Journal of Catholic Legal Studies

Catholic Social Thought and the Large Multinational Corporation

By: Gerald J. Russello

Over the past few years, academics have attempted to use the principles of “Catholic Social Thought” (“CST”) to scrutinize corporate behavior and governance.  According to its proponents, CST seeks to examine the person and economic power through the prism of human nature rather than expansive global capitalism.  Specifically, CST criticizes classical liberal economics and its position of viewing persons as lifeless consumers seeking to exploit the maximum number of opportunities.  Instead, CST looks for a way to conflate economic concerns and the Catholic Church’s teachings about the meaning and purpose of human life so as to provide those Christians employed within corporations a guide to live up to the uppermost Christian values.

The newly released Compendium of the Social Doctrine of the Church and other Church documents are filled with references to corporations and the limits of proper economic behavior.  These comprise, however, only one point of the struggle between the multinational corporation and CST.  Unfortunately, CST has not spoken with one voice with regard to proper corporate structure and conduct, and practitioners acknowledge that such guidelines are still in the very earliest of stages.  For example, although CST does not propose any specific type of economic structure, it clearly requires limits to some economic activity, even to the point of state action to defend the poor.

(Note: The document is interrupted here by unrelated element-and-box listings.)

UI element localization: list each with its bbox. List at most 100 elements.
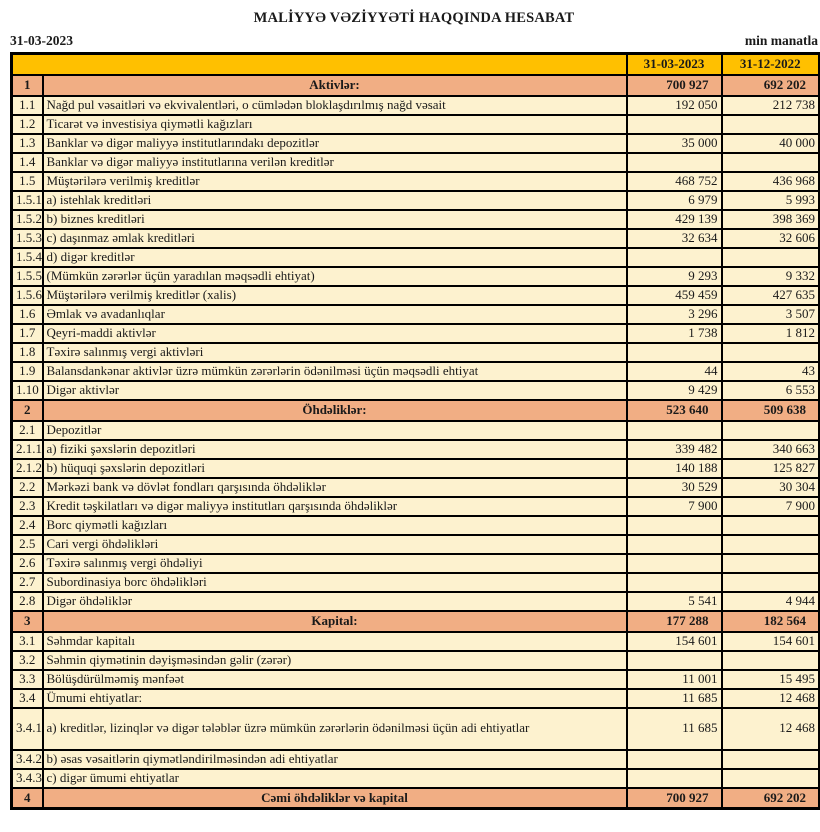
row-value-previous: 1 812	[720, 322, 820, 344]
row-number: 1.6	[10, 303, 44, 325]
row-label: Qeyri-maddi aktivlər	[41, 322, 628, 344]
row-value-previous	[720, 113, 820, 135]
row-number: 3.3	[10, 668, 44, 690]
row-value-current: 700 927	[625, 786, 723, 810]
row-value-previous	[720, 649, 820, 671]
row-number: 1.5.6	[10, 284, 44, 306]
row-number: 1.4	[10, 151, 44, 173]
row-value-current: 5 541	[625, 590, 723, 612]
row-number: 3.4.3	[10, 767, 44, 789]
row-label: Aktivlər:	[41, 73, 628, 97]
row-value-previous	[720, 552, 820, 574]
financial-report-page: MALİYYƏ VƏZİYYƏTİ HAQQINDA HESABAT 31-03…	[10, 10, 820, 810]
row-value-previous: 509 638	[720, 398, 820, 422]
row-number: 2.7	[10, 571, 44, 593]
table-row: 2.7 Subordinasiya borc öhdəlikləri	[10, 571, 820, 593]
table-row: 1.5.2 b) biznes kreditləri 429 139 398 369	[10, 208, 820, 230]
table-row: 3.4.2 b) əsas vəsaitlərin qiymətləndirilm…	[10, 748, 820, 770]
row-value-current	[625, 419, 723, 441]
row-value-current: 7 900	[625, 495, 723, 517]
table-row: 1.8 Təxirə salınmış vergi aktivləri	[10, 341, 820, 363]
row-value-current: 429 139	[625, 208, 723, 230]
row-value-previous	[720, 514, 820, 536]
row-number: 1.5.4	[10, 246, 44, 268]
row-label: b) hüquqi şəxslərin depozitləri	[41, 457, 628, 479]
row-label: Banklar və digər maliyyə institutlarına …	[41, 151, 628, 173]
row-value-previous: 3 507	[720, 303, 820, 325]
row-value-previous: 15 495	[720, 668, 820, 690]
row-value-current: 44	[625, 360, 723, 382]
row-number: 2.6	[10, 552, 44, 574]
row-value-current	[625, 151, 723, 173]
row-number: 4	[10, 786, 44, 810]
row-value-current: 177 288	[625, 609, 723, 633]
row-number: 1.7	[10, 322, 44, 344]
row-label: a) fiziki şəxslərin depozitləri	[41, 438, 628, 460]
row-number: 3.4.1	[10, 706, 44, 751]
row-label: Cəmi öhdəliklər və kapital	[41, 786, 628, 810]
row-label: c) daşınmaz əmlak kreditləri	[41, 227, 628, 249]
table-row: 3.1 Səhmdar kapitalı 154 601 154 601	[10, 630, 820, 652]
row-value-previous: 32 606	[720, 227, 820, 249]
table-body: 1 Aktivlər: 700 927 692 202 1.1 Nağd pul vəsa…	[10, 73, 820, 810]
row-value-previous	[720, 151, 820, 173]
row-value-current	[625, 571, 723, 593]
table-row: 3.2 Səhmin qiymətinin dəyişməsindən gəlir…	[10, 649, 820, 671]
row-label: d) digər kreditlər	[41, 246, 628, 268]
table-row: 3.4.3 c) digər ümumi ehtiyatlar	[10, 767, 820, 789]
row-label: Kapital:	[41, 609, 628, 633]
row-number: 3.4.2	[10, 748, 44, 770]
row-value-current: 1 738	[625, 322, 723, 344]
table-row: 4 Cəmi öhdəliklər və kapital 700 927 692 20…	[10, 786, 820, 810]
table-row: 1 Aktivlər: 700 927 692 202	[10, 73, 820, 97]
table-row: 2.1 Depozitlər	[10, 419, 820, 441]
table-row: 1.5.4 d) digər kreditlər	[10, 246, 820, 268]
report-title: MALİYYƏ VƏZİYYƏTİ HAQQINDA HESABAT	[253, 10, 575, 26]
row-label: Səhmdar kapitalı	[41, 630, 628, 652]
row-value-previous: 692 202	[720, 73, 820, 97]
row-label: Təxirə salınmış vergi öhdəliyi	[41, 552, 628, 574]
row-value-current: 11 001	[625, 668, 723, 690]
row-number: 1.10	[10, 379, 44, 401]
row-label: a) kreditlər, lizinqlər və digər tələblə…	[41, 706, 628, 751]
row-value-previous: 436 968	[720, 170, 820, 192]
row-value-current	[625, 341, 723, 363]
table-row: 2.3 Kredit təşkilatları və digər maliyyə …	[10, 495, 820, 517]
table-header-row: 31-03-2023 31-12-2022	[10, 52, 820, 76]
row-label: (Mümkün zərərlər üçün yaradılan məqsədli…	[41, 265, 628, 287]
row-label: Ümumi ehtiyatlar:	[41, 687, 628, 709]
table-row: 1.6 Əmlak və avadanlıqlar 3 296 3 507	[10, 303, 820, 325]
row-number: 1.5.3	[10, 227, 44, 249]
table-row: 3.4.1 a) kreditlər, lizinqlər və digər tə…	[10, 706, 820, 751]
table-row: 1.3 Banklar və digər maliyyə institutları…	[10, 132, 820, 154]
row-value-previous	[720, 767, 820, 789]
row-value-current: 9 293	[625, 265, 723, 287]
row-number: 2.8	[10, 590, 44, 612]
row-number: 2.4	[10, 514, 44, 536]
row-number: 3.2	[10, 649, 44, 671]
row-number: 1.8	[10, 341, 44, 363]
table-row: 3.3 Bölüşdürülməmiş mənfəət 11 001 15 495	[10, 668, 820, 690]
table-row: 1.9 Balansdankənar aktivlər üzrə mümkün z…	[10, 360, 820, 382]
row-number: 2.1.1	[10, 438, 44, 460]
row-number: 3.4	[10, 687, 44, 709]
row-value-previous: 154 601	[720, 630, 820, 652]
row-value-previous: 12 468	[720, 706, 820, 751]
row-value-current: 192 050	[625, 94, 723, 116]
table-row: 1.2 Ticarət və investisiya qiymətli kağız…	[10, 113, 820, 135]
row-number: 1	[10, 73, 44, 97]
row-value-current	[625, 552, 723, 574]
financial-position-table: 31-03-2023 31-12-2022 1 Aktivlər: 700 927 6…	[10, 52, 820, 810]
table-row: 1.5.6 Müştərilərə verilmiş kreditlər (xal…	[10, 284, 820, 306]
row-label: Digər öhdəliklər	[41, 590, 628, 612]
row-value-previous	[720, 246, 820, 268]
row-value-current	[625, 113, 723, 135]
row-value-previous	[720, 533, 820, 555]
row-value-current: 339 482	[625, 438, 723, 460]
row-label: Nağd pul vəsaitləri və ekvivalentləri, o…	[41, 94, 628, 116]
row-number: 1.1	[10, 94, 44, 116]
table-row: 1.5.5 (Mümkün zərərlər üçün yaradılan məq…	[10, 265, 820, 287]
row-label: b) biznes kreditləri	[41, 208, 628, 230]
row-label: Kredit təşkilatları və digər maliyyə ins…	[41, 495, 628, 517]
row-label: a) istehlak kreditləri	[41, 189, 628, 211]
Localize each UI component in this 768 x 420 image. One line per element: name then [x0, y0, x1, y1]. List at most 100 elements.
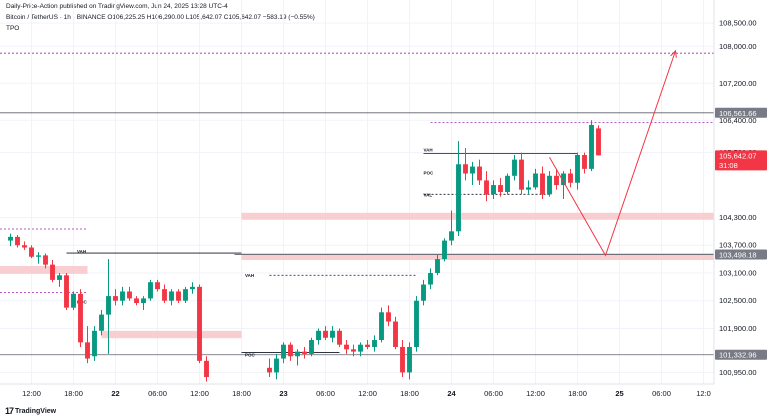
candle[interactable] — [526, 187, 531, 190]
candle[interactable] — [330, 330, 335, 338]
candle[interactable] — [288, 344, 293, 357]
candle[interactable] — [120, 291, 125, 301]
candle[interactable] — [414, 300, 419, 347]
candle[interactable] — [134, 298, 139, 304]
candle[interactable] — [498, 185, 503, 192]
y-tick-label: 107,200.00 — [719, 79, 757, 88]
candle[interactable] — [43, 255, 48, 265]
price-badge-label: 101,332.96 — [719, 351, 757, 360]
candle[interactable] — [176, 291, 181, 301]
candle[interactable] — [519, 159, 524, 190]
candle[interactable] — [183, 289, 188, 301]
candle[interactable] — [400, 346, 405, 373]
candle[interactable] — [442, 240, 447, 260]
candle[interactable] — [92, 330, 97, 357]
candle[interactable] — [22, 245, 27, 248]
symbol-line: Bitcoin / TetherUS · 1h · BINANCE O106,2… — [6, 14, 315, 21]
candle[interactable] — [561, 173, 566, 186]
candle[interactable] — [162, 289, 167, 301]
candle[interactable] — [449, 231, 454, 241]
candle[interactable] — [148, 282, 153, 299]
price-badge[interactable] — [715, 107, 767, 118]
supply-demand-zone[interactable] — [101, 330, 242, 339]
candle[interactable] — [540, 173, 545, 195]
candle[interactable] — [50, 264, 55, 280]
candle[interactable] — [393, 321, 398, 347]
candle[interactable] — [36, 255, 41, 257]
candle[interactable] — [358, 344, 363, 352]
x-tick-label: 12:00 — [190, 389, 209, 398]
price-badge[interactable] — [715, 349, 767, 360]
supply-demand-zone[interactable] — [241, 253, 715, 261]
candle[interactable] — [421, 284, 426, 301]
candle[interactable] — [127, 291, 132, 299]
candle[interactable] — [29, 247, 34, 257]
supply-demand-zone[interactable] — [0, 266, 88, 274]
candle[interactable] — [351, 349, 356, 352]
indicator-line[interactable]: TPO — [6, 25, 20, 32]
candle[interactable] — [484, 180, 489, 195]
x-tick-label: 12:00 — [526, 389, 545, 398]
candle[interactable] — [57, 275, 62, 280]
candle[interactable] — [407, 346, 412, 373]
candle[interactable] — [337, 330, 342, 345]
projection-arrowhead — [670, 49, 677, 58]
candle[interactable] — [491, 185, 496, 195]
candle[interactable] — [365, 344, 370, 347]
tpo-label: POC — [245, 352, 256, 357]
candle[interactable] — [155, 282, 160, 290]
candle[interactable] — [113, 296, 118, 301]
candle[interactable] — [372, 340, 377, 347]
candle[interactable] — [64, 275, 69, 308]
candle[interactable] — [267, 367, 272, 373]
candle[interactable] — [169, 291, 174, 301]
candle[interactable] — [477, 166, 482, 181]
candle[interactable] — [204, 360, 209, 378]
candle[interactable] — [589, 124, 594, 169]
candle[interactable] — [8, 236, 13, 241]
candle[interactable] — [428, 272, 433, 285]
supply-demand-zone[interactable] — [241, 212, 715, 220]
candle[interactable] — [15, 236, 20, 246]
candle[interactable] — [197, 286, 202, 361]
candle[interactable] — [78, 293, 83, 343]
candle[interactable] — [344, 344, 349, 350]
candle[interactable] — [323, 330, 328, 338]
price-badge[interactable] — [715, 150, 767, 171]
candle[interactable] — [71, 293, 76, 308]
candle[interactable] — [575, 154, 580, 183]
candle[interactable] — [309, 340, 314, 354]
candle[interactable] — [554, 175, 559, 186]
candle[interactable] — [99, 314, 104, 331]
candle[interactable] — [281, 344, 286, 359]
candle[interactable] — [463, 164, 468, 174]
x-tick-label: 06:00 — [652, 389, 671, 398]
price-badge[interactable] — [715, 249, 767, 260]
candle[interactable] — [568, 173, 573, 183]
candle[interactable] — [547, 175, 552, 195]
candle[interactable] — [456, 164, 461, 232]
candle[interactable] — [302, 351, 307, 354]
candle[interactable] — [505, 175, 510, 192]
candle[interactable] — [435, 259, 440, 273]
candle[interactable] — [295, 351, 300, 357]
candle[interactable] — [533, 173, 538, 188]
candle[interactable] — [190, 286, 195, 290]
candle[interactable] — [106, 296, 111, 315]
candle[interactable] — [85, 342, 90, 359]
x-tick-label: 23 — [279, 389, 287, 398]
candle[interactable] — [274, 358, 279, 373]
candle[interactable] — [316, 330, 321, 341]
projection-path[interactable] — [549, 50, 676, 257]
candle[interactable] — [379, 312, 384, 341]
tradingview-watermark[interactable]: 17 TradingView — [5, 406, 56, 416]
candle[interactable] — [582, 154, 587, 169]
candle[interactable] — [596, 128, 601, 156]
candle[interactable] — [470, 166, 475, 174]
candle[interactable] — [386, 312, 391, 322]
x-tick-label: 06:00 — [484, 389, 503, 398]
candle[interactable] — [141, 298, 146, 304]
candle[interactable] — [512, 159, 517, 176]
x-tick-label: 18:00 — [568, 389, 587, 398]
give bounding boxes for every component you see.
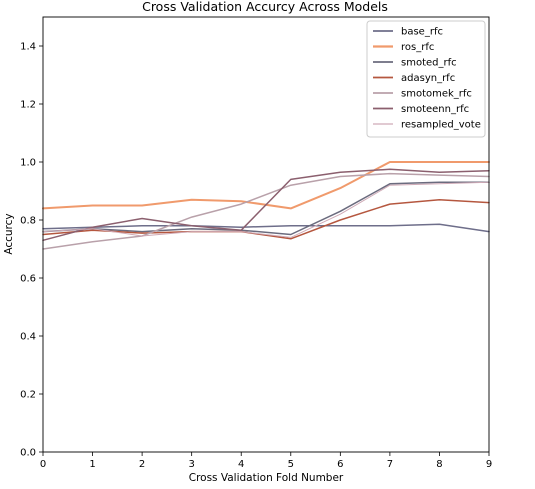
- series-line-smotomek-rfc: [42, 172, 490, 250]
- x-tick-label: 3: [188, 459, 194, 470]
- x-tick-label: 6: [337, 459, 343, 470]
- series-line-smoteenn-rfc: [42, 168, 490, 242]
- y-axis-label: Accurcy: [3, 213, 15, 254]
- y-tick-label: 1.4: [20, 42, 36, 53]
- y-tick-label: 0.2: [20, 390, 36, 401]
- y-axis: 0.0 0.2 0.4 0.6 0.8 1.0 1.2 1.4: [20, 42, 43, 459]
- x-axis-label: Cross Validation Fold Number: [189, 472, 344, 484]
- legend-box: [366, 20, 486, 138]
- legend-label: base_rfc: [401, 27, 443, 38]
- x-tick-label: 9: [486, 459, 492, 470]
- legend-label: resampled_vote: [401, 120, 481, 131]
- y-tick-label: 1.0: [20, 158, 36, 169]
- y-tick-label: 0.0: [20, 448, 36, 459]
- legend-label: smotomek_rfc: [401, 89, 472, 100]
- plot-frame: [42, 16, 490, 453]
- x-tick-label: 5: [288, 459, 294, 470]
- legend-label: smoteenn_rfc: [401, 104, 469, 115]
- y-tick-label: 0.6: [20, 274, 36, 285]
- x-tick-label: 8: [436, 459, 442, 470]
- legend: base_rfc ros_rfc smoted_rfc adasyn_rfcsmoto…: [366, 20, 486, 138]
- x-tick-label: 2: [139, 459, 145, 470]
- x-tick-label: 0: [40, 459, 46, 470]
- x-axis: 0 1 2 3 4 5 6 7 8 9: [40, 452, 492, 470]
- y-tick-label: 0.8: [20, 216, 36, 227]
- x-tick-label: 7: [387, 459, 393, 470]
- series-line-adasyn-rfc: [42, 198, 490, 240]
- legend-label: adasyn_rfc: [401, 73, 455, 84]
- x-tick-label: 4: [238, 459, 244, 470]
- series-line-smoted-rfc: [42, 181, 490, 236]
- y-tick-label: 1.2: [20, 100, 36, 111]
- series-line-resampled-vote: [42, 181, 490, 238]
- y-tick-label: 0.4: [20, 332, 36, 343]
- chart-title: Cross Validation Accurcy Across Models: [142, 0, 388, 14]
- series-layer: [42, 161, 490, 250]
- legend-label: ros_rfc: [401, 42, 434, 53]
- legend-label: smoted_rfc: [401, 58, 457, 69]
- series-line-base-rfc: [42, 223, 490, 233]
- x-tick-label: 1: [89, 459, 95, 470]
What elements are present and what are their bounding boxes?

This paper will delineate the three major aspects of the Catholic understanding of economic life, as described in the Compendium of the Social Doctrine of the Church and other documents: the common good, solidarity, and “subsidiarity.”  In addition, the paper will attempt to determine whether subsidiarity provides a mechanism for CST to take up the difficulties of the multinational form.  In particular, the paper will break down subsidiarity into three characteristics—size, structure, and purpose—as the analytic framework, to see whether CST can offer any guidelines for the multinational.